But by the same token, the United States has cumulatively emitted more carbon dioxide into the atmosphere than any other country, and because carbon dioxide has a long lifetime, the US is more responsible for global warming than any other country. So the Chinese ought to be outraged at the United States. Where is the sense of outrage? Instead we go together down a path of mutual destruction of the global climate into one that is much less agreeable for our agriculture and ecosystems, and humans.
It has been wonderful to see many individuals, organizations, companies, cities and countries take on the challenge of reducing carbon dioxide emissions and building a more sustainable future, especially through a strong renewable energy portfolio.
The problem is that there are real costs associated with these actions and the subsidies received by fossil fuel industries, both directly and by their not paying for the huge costs they cause in terms of air pollution and climate change, and so the playing field is not level.
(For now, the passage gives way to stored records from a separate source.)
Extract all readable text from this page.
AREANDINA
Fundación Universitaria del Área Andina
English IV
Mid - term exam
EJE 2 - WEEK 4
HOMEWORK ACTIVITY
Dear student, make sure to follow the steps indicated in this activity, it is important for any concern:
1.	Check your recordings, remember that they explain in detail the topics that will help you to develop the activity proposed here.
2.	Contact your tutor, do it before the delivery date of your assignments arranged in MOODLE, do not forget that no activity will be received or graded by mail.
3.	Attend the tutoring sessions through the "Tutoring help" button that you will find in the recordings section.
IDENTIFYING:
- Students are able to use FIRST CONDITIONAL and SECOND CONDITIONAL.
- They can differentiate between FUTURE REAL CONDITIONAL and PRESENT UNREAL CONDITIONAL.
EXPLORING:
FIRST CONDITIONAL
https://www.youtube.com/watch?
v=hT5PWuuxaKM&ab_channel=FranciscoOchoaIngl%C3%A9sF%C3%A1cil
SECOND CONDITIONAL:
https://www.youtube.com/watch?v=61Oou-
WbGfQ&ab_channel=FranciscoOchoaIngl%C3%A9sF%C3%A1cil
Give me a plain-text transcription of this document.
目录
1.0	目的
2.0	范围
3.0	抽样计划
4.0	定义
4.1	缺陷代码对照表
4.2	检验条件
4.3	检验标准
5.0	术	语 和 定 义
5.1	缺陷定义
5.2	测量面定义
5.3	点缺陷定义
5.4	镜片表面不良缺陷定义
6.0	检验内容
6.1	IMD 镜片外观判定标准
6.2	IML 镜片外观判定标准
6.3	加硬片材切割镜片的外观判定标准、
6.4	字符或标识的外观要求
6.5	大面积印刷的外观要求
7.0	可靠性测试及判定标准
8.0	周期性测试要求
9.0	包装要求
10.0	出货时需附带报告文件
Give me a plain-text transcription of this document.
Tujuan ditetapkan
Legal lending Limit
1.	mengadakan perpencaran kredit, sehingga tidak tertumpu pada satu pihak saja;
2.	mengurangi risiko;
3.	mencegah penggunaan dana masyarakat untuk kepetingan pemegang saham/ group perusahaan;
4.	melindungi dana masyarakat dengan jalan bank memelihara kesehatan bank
Moreover, any one company or country that goes down this route can lose a competitive advantage in the international market place because there are no penalties or tariffs in place to achieve some form of equity. This is a global problem. It is an international problem.
It involves not just the environment, but also the economy, trade, foreign policy, security, sustainability, and the human condition. It involves not just the current peoples of the Earth but future generations. And many small countries are powerless to influence their own fate.
The huge denial machine exposed by the documentary “Greedy Lying Bastards” is very well funded by vested interests. Too many politicians in the United States are bought and sold, and owned by their supporters for their own selfish interests, and with nary a care about the well being of the planet.
This necessarily is a problem of the “tragedy of the commons.” In this case the commons is the global atmosphere, shared by all. The air over China one day resides over the United States five days later, and then Europe five days after that. But the atmosphere is a dumping ground for all sorts of pollution.
Fortunately, a lot of visible pollutants wash out in rain storms and do not have a long lifetime. But some heat-trapping gases, such as carbon dioxide, have a long life and accumulate. There is a real cost to these emissions, not currently borne by the emitters.
We need strong good international governance that can impose an equitable carbon tax on all emitters. This is much easier said than done, but the real challenge is implementation. How to get there from here.
The problem can be solved by relatively few countries, and leadership from the United States -- largely by dealing properly with the influence of vested interests -- could provide the breakthrough needed internationally.